First American Financial Corp., Santa Ana, Calif., said counter to conventional wisdom that housing is becoming less affordable in most markets, many house-hunters reaped the benefit of improving affordability in June–thanks in part to foreign investors.

But it’s not what you might think. First American Chief Economist Mark Fleming said the boon comes not from foreign investors in real estate, but instead a foreign investment flight to quality, i.e. U.S. Treasuries. As a result, he said, demand for Treasuries is keeping mortgage rates low, which in turn helps U.S. home buyers.

“The monetary stimulus and negative interest rate policies of several central banks outside the U.S. continue to drive demand for U.S. Treasury bonds as investors search for positive yields, despite abating concerns over the fallout from Brexit,” Fleming said. “As a result, the yields on U.S. Treasuries remain at depressed levels and are keeping U.S. mortgage rates at record low levels. The 30-year, fixed-rate mortgage averaged 3.57 percent in June 2016. These historically low mortgage rates and surging house-buying power are contributing to gains in affordability that many people overlook.”

The company’s June Real House Price Index decreased slightly, falling by -0.2 percent from May and by -0.1 percent from a year ago. Real house prices declined on a year-over-year basis in 27 of the 43 metropolitan areas tracked by First American, as increases in consumer house-buying power were sufficient to more than offset unadjusted price appreciation.

Unadjusted house prices are expected to increase by 5.1 percent in June on a year-over-year basis, Fleming said. “After adjusting for increased consumer house-buying power, real house prices are significantly lower than they were prior to the housing boom,” he said, noting real house prices are 38.5 percent below their housing-boom peak in July 2006 and 17.3 percent below the level of prices in January 2000. Unadjusted, the national price level is 2.6 percent away from the housing-boom peak in 2007.

The report said states with the highest year-over-year increase in the RHPI are Wyoming (+7.0 percent), Nevada (+4.8 percent), North Dakota (+4.6 percent), Michigan (+3.7 percent) and Delaware (+2.4 percent). States with the highest year-over-year decrease in the RHPI are Mississippi (-7.0 percent), New Jersey (-6.0 percent), Iowa (-5.8 percent), Nebraska (-5.6 percent) and North Carolina (-5.2 percent).
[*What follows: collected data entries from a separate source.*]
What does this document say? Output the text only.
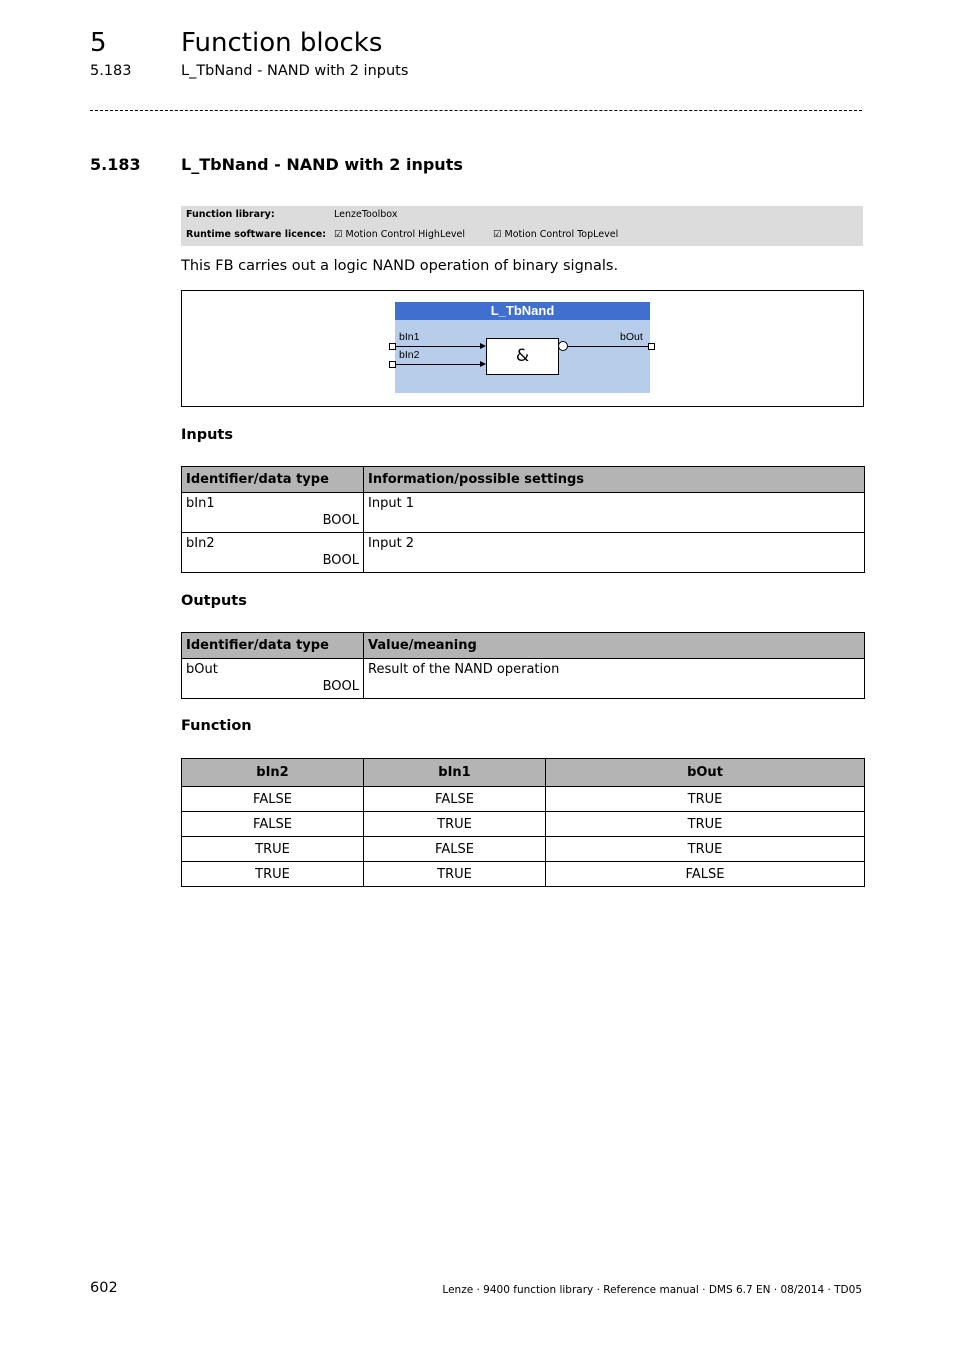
5	Function blocks
5.183	L_TbNand - NAND with 2 inputs
5.183	L_TbNand - NAND with 2 inputs
Function library:	LenzeToolbox
Runtime software licence: ☑ Motion Control HighLevel	☑ Motion Control TopLevel
This FB carries out a logic NAND operation of binary signals.
L_TbNand
bIn1
bIn2
bOut
&
Inputs
Identifier/data type	Information/possible settings

bIn1
BOOL	Input 1

bIn2
BOOL	Input 2
Outputs
Identifier/data type	Value/meaning

bOut
BOOL	Result of the NAND operation
Function
bIn2	bIn1	bOut
FALSE	FALSE	TRUE
FALSE	TRUE	TRUE
TRUE	FALSE	TRUE
TRUE	TRUE	FALSE
602	Lenze · 9400 function library · Reference manual · DMS 6.7 EN · 08/2014 · TD05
Among the largest 50 metro areas, markets with the highest year-over-year increase in the RHPI are Jacksonville, Fla. (+10.3 percent), Tampa, Fla. (+6.5 percent), Charlotte, N.C. (+4.1 percent), Sacramento, Calif. (+3.5 percent) and Orlando, Fla. (+3.3 percent). Markets with the highest year-over-year decrease in the RHPI are Virginia Beach, Va. (-4.9 percent), Oklahoma City (-3.4 percent), Washington, D.C. (-3.2 percent), San Francisco (-3.0 percent) and Milwaukee (-2.9 percent).

“Gains in affordability, caused by a combination of low mortgage rates and recent improvements in wage growth, are helping the market reach its potential for home sales,” Fleming said. “Many markets that are often listed as the most expensive for housing are not as expensive as many believe when one accounts for the strong growth in household income within these markets.”

For example, Fleming said, an increase in the estimated median household incomes in both Dallas and San Francisco were enough to offset house price gains, increasing consumer buying-power and bringing meaningful affordability improvements in real terms to both markets. “Rising household incomes and falling mortgage rates strengthened consumer house-buying power and affordability in many major metropolitan markets in June,” he said. “Improving affordability for consumers often occurred in markets traditionally depicted as expensive or over-priced. Consumer buying-power-adjusted prices actually fell in these markets, thanks to rising incomes and low mortgage rates.”